Since fileless malware resides only in volatile memory, there are no files to be checked against the signature database and no change is made to file systems (no file is written or amended). Some experts conclude this is the “natural evolution” of exploitation tools developed in response to strict file integrity controls implemented by advanced end-point protection suites (signature-based controls have not been efficient for many years).

 

At Sysnet we envisage a surge in fileless malware attacks next year, possibly becoming the main form of attack used by threat actors to compromise any traditional signature-based first line of defence. In order to combat this, it is recommended that, when choosing your preferred security vendor,  greater consideration be given to whether their end-point security includes advanced protection mechanism like Artificial Intelligence or behaviour-based analysis.

 

3.Cyber AI (artificial intelligence) – rise of the machines

Artificial Intelligence (AI) is seen by many as the most promising technical development in recent years. We have witnessed many different predictions in relation to AI’s potential and the scale at which it is going to take active control in our everyday lives. At Sysnet we believe in the enormous potential of AI but we also see the danger that is explicitly associated with its capabilities and the wide variety of usages in different sectors of IT. Almost all technology giants have shifted their business strategies to incorporate AI due to the major efficiencies that it brings. At Sysnet we have examined active developments in AI, especially Deep Learning which is part of Machine Learning, and how it can be employed in practical terms in cyber-space.

 

The most obvious usage of AI is for laborious, repetitive tasks that does not involve too much creativity.

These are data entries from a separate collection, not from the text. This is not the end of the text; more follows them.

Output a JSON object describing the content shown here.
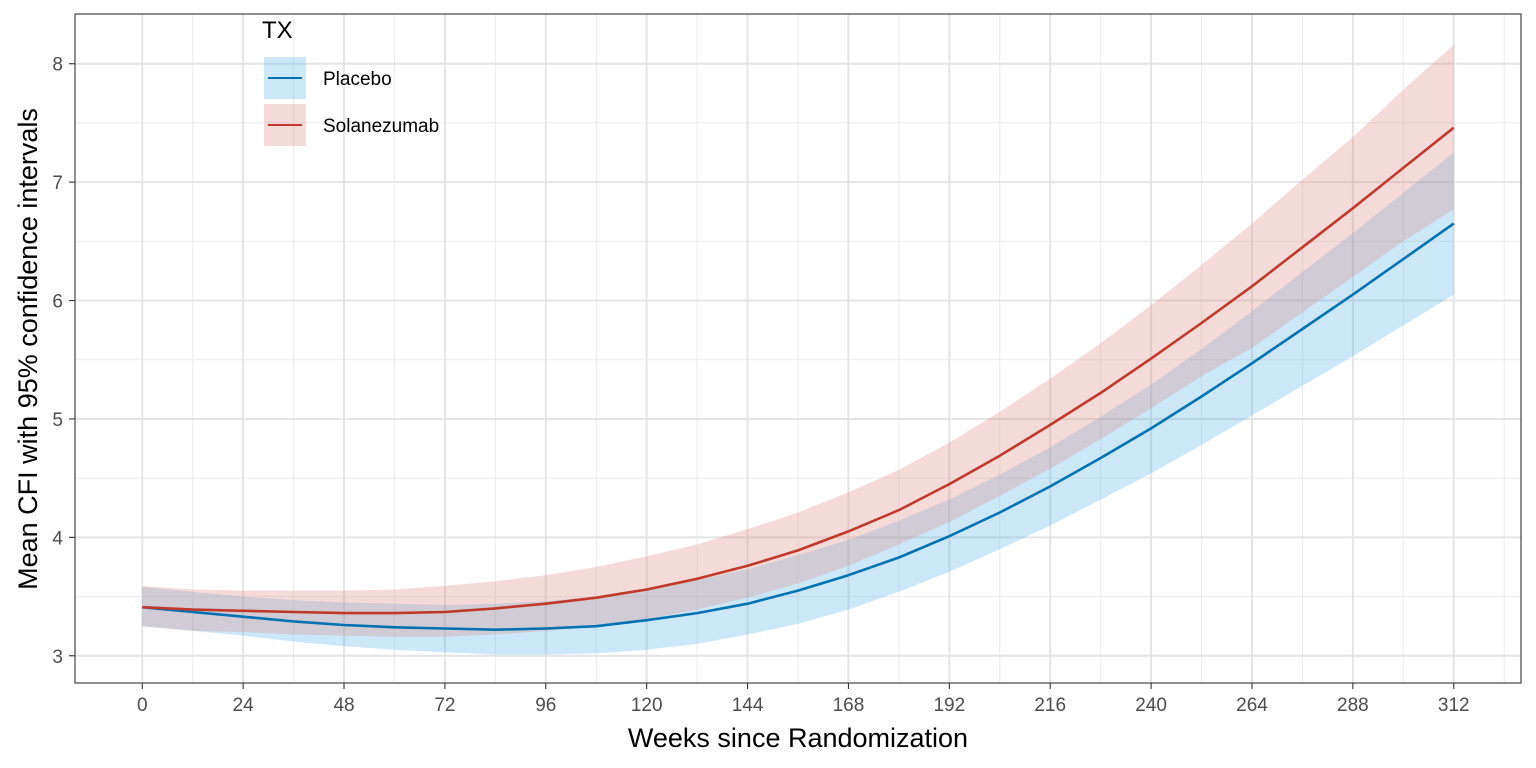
{
  "chart_data": {
    "type": "line",
    "xlabel": "Weeks since Randomization",
    "ylabel": "Mean CFI with 95% confidence intervals",
    "xlim": [
      -16,
      328
    ],
    "ylim": [
      2.77,
      8.42
    ],
    "x_ticks": [
      0,
      24,
      48,
      72,
      96,
      120,
      144,
      168,
      192,
      216,
      240,
      264,
      288,
      312
    ],
    "y_ticks": [
      3,
      4,
      5,
      6,
      7,
      8
    ],
    "grid": true,
    "legend": {
      "title": "TX",
      "position": "top-left"
    },
    "x": [
      0,
      12,
      24,
      36,
      48,
      60,
      72,
      84,
      96,
      108,
      120,
      132,
      144,
      156,
      168,
      180,
      192,
      204,
      216,
      228,
      240,
      252,
      264,
      276,
      288,
      300,
      312
    ],
    "series": [
      {
        "name": "Placebo",
        "color": "#0072B2",
        "fill_color": "#56B4E9",
        "values": [
          3.41,
          3.37,
          3.33,
          3.29,
          3.26,
          3.24,
          3.23,
          3.22,
          3.23,
          3.25,
          3.3,
          3.36,
          3.44,
          3.55,
          3.68,
          3.83,
          4.01,
          4.21,
          4.43,
          4.67,
          4.92,
          5.19,
          5.47,
          5.76,
          6.05,
          6.35,
          6.65
        ],
        "lower": [
          3.25,
          3.21,
          3.17,
          3.12,
          3.08,
          3.05,
          3.03,
          3.01,
          3.01,
          3.02,
          3.05,
          3.1,
          3.18,
          3.27,
          3.39,
          3.54,
          3.71,
          3.9,
          4.1,
          4.32,
          4.54,
          4.78,
          5.03,
          5.28,
          5.53,
          5.79,
          6.05
        ],
        "upper": [
          3.58,
          3.54,
          3.5,
          3.47,
          3.45,
          3.44,
          3.43,
          3.44,
          3.46,
          3.5,
          3.56,
          3.64,
          3.73,
          3.85,
          3.98,
          4.14,
          4.32,
          4.53,
          4.76,
          5.02,
          5.29,
          5.59,
          5.91,
          6.24,
          6.57,
          6.91,
          7.25
        ]
      },
      {
        "name": "Solanezumab",
        "color": "#C0392B",
        "fill_color": "#D98880",
        "values": [
          3.41,
          3.39,
          3.38,
          3.37,
          3.36,
          3.36,
          3.37,
          3.4,
          3.44,
          3.49,
          3.56,
          3.65,
          3.76,
          3.89,
          4.05,
          4.23,
          4.45,
          4.69,
          4.95,
          5.22,
          5.51,
          5.81,
          6.12,
          6.45,
          6.78,
          7.12,
          7.46
        ],
        "lower": [
          3.25,
          3.21,
          3.2,
          3.18,
          3.17,
          3.16,
          3.16,
          3.18,
          3.21,
          3.25,
          3.31,
          3.39,
          3.49,
          3.61,
          3.76,
          3.94,
          4.13,
          4.35,
          4.58,
          4.83,
          5.09,
          5.36,
          5.6,
          5.9,
          6.2,
          6.5,
          6.77
        ],
        "upper": [
          3.59,
          3.56,
          3.55,
          3.55,
          3.55,
          3.56,
          3.59,
          3.63,
          3.68,
          3.75,
          3.84,
          3.94,
          4.07,
          4.21,
          4.38,
          4.57,
          4.8,
          5.06,
          5.34,
          5.64,
          5.96,
          6.3,
          6.65,
          7.02,
          7.38,
          7.78,
          8.16
        ]
      }
    ]
  }
}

One of the best examples of this is the role of first-line security analyst in SOC’s (Security Operation Centres), where the analyst routinely goes through hundreds of similar (if not the same) alerts trying to correlate events to isolate a valid security incident. Major SIEM (security information and event management) vendors are already including in their add-on modules, AI automation so that first-line SOC analysts are able to focus on more challenging tasks, like identifying new forms of threats. Therefore, one may conclude that AI is already the first line of defence in the largest SOCs where billions of alerts are being analysed.

 

Another major use of AI is for the orchestration of events, vulnerabilities and threats to close the cyber-triangle to obtain a comprehensive view of the organisation’s security posture and the real technology risk that it faces. The most apparent next step when moving on from detection to prevention, is to employ AI to provide an automatic response to security incidents. This can be done immediately after an incident has occurred, thus shortening the time to respond to almost zero, in which the AI constrains  adversary actors and runs identification and prevention software blocking and preventing the cyber-attack.

 

Naturally, malicious actors are actively working on their own implementation of AI in a variety of offensive ways. One of the prime examples of this is initial analysis and reconnaissance to locate the weakest link in the defences of a target. Further phases, like weaponisation or exploitation, are also being automated with the newest Deep Learning methods, like machine programming which relies on the development of custom binary code that cannot be detected by any traditional security mechanism. At Sysnet, we believe that this trend will continue to grow rapidly in 2018, and the old saying of “catch me if you can” will be moved to the next level: “catch my AI if yours is smart enough”.